Revisiting Fairness Impossibility with Endogenous Behavior

In many real-world settings, institutions can and do adjust the consequences attached to algorithmic classification decisions, such as the size of fines, sentence lengths, or benefit levels. We refer to these consequences as the stakes associated with classification. These stakes can give rise to behavioral responses to classification, as people adjust their actions in anticipation of how they will be classified. Much of the algorithmic fairness literature evaluates classification outcomes while holding behavior fixed, treating behavioral differences across groups as exogenous features of the environment. Under this assumption, the stakes of classification play no role in shaping outcomes. We revisit classic impossibility results in algorithmic fairness in a setting where people respond strategically to classification. We show that, in this environment, the well-known incompatibility between error-rate balance and predictive parity disappears, but only by potentially introducing a qualitatively different form of unequal treatment. Concretely, we construct a two-stage design in which a classifier first standardizes its statistical performance across groups, and then adjusts stakes so as to induce comparable patterns of behavior. This requires treating groups differently in the consequences attached to identical classification decisions. Our results demonstrate that fairness in strategic settings cannot be assessed solely by how algorithms map data into decisions. Rather, our analysis treats the human consequences of classification as primary design variables, introduces normative criteria governing their use, and shows that their interaction with statistical fairness criteria generates qualitatively new tradeoffs. Our aim is to make these tradeoffs precise and explicit.
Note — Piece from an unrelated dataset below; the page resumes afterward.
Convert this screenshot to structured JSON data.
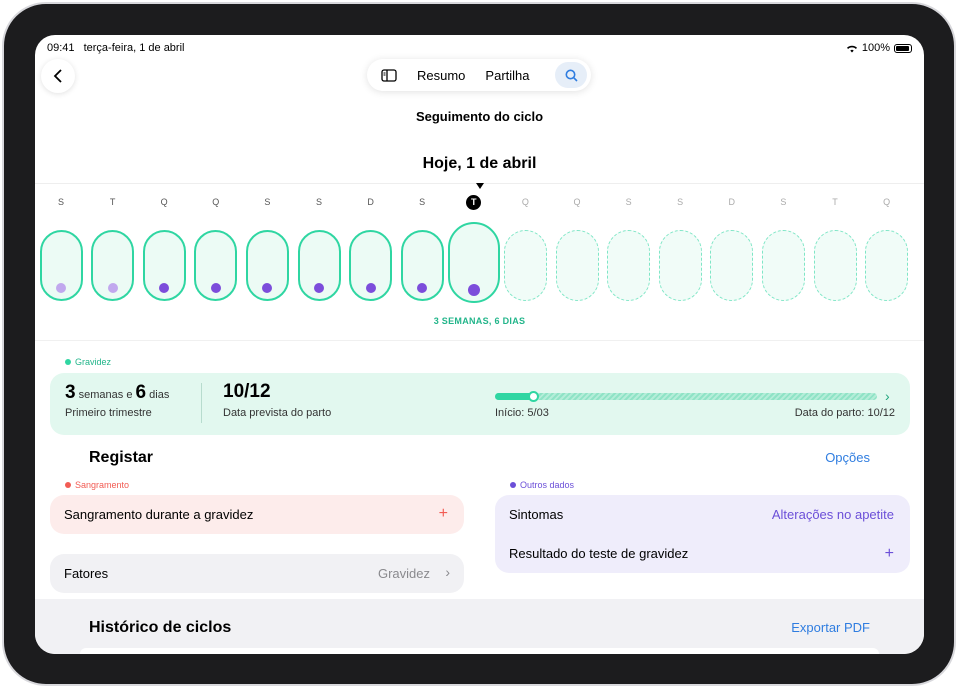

翻译：在许多现实场景中，机构能够且确实调整与算法分类决策相关的后果，例如罚款金额、刑期长度或福利水平。我们将这些后果称为分类的“利害关系”。这些利害关系可能引发人们对分类的行为反应，因为人们会根据被分类的方式提前调整自身行为。大部分算法公平性文献在评估分类结果时，假设行为是固定不变的，并将群体间的行为差异视为环境的外生特征。在此假设下，分类的利害关系对结果的形成不起作用。本文在人们策略性地回应分类的设定下，重新审视算法公平性的经典不可能性结果。我们证明，在此环境下，误差率平衡与预测均等之间广为人知的不兼容性消失——但代价是可能引入一种本质上不同的不平等对待形式。具体而言，我们构建了一个两阶段设计：分类器首先在群体间标准化其统计性能，随后调整利害关系以诱发可比的行为模式。这要求对相同分类决策所附带的后果在不同群体间采取差异化处理。我们的结果表明，在策略性环境中，公平性无法仅通过算法如何将数据映射为决策来评估。相反，我们的分析将分类的人类后果作为首要设计变量，引入规范其使用的规范性标准，并证明这些标准与统计公平性标准的相互作用会产生本质上的新权衡。我们的目标是将这些权衡精确且明确地呈现出来。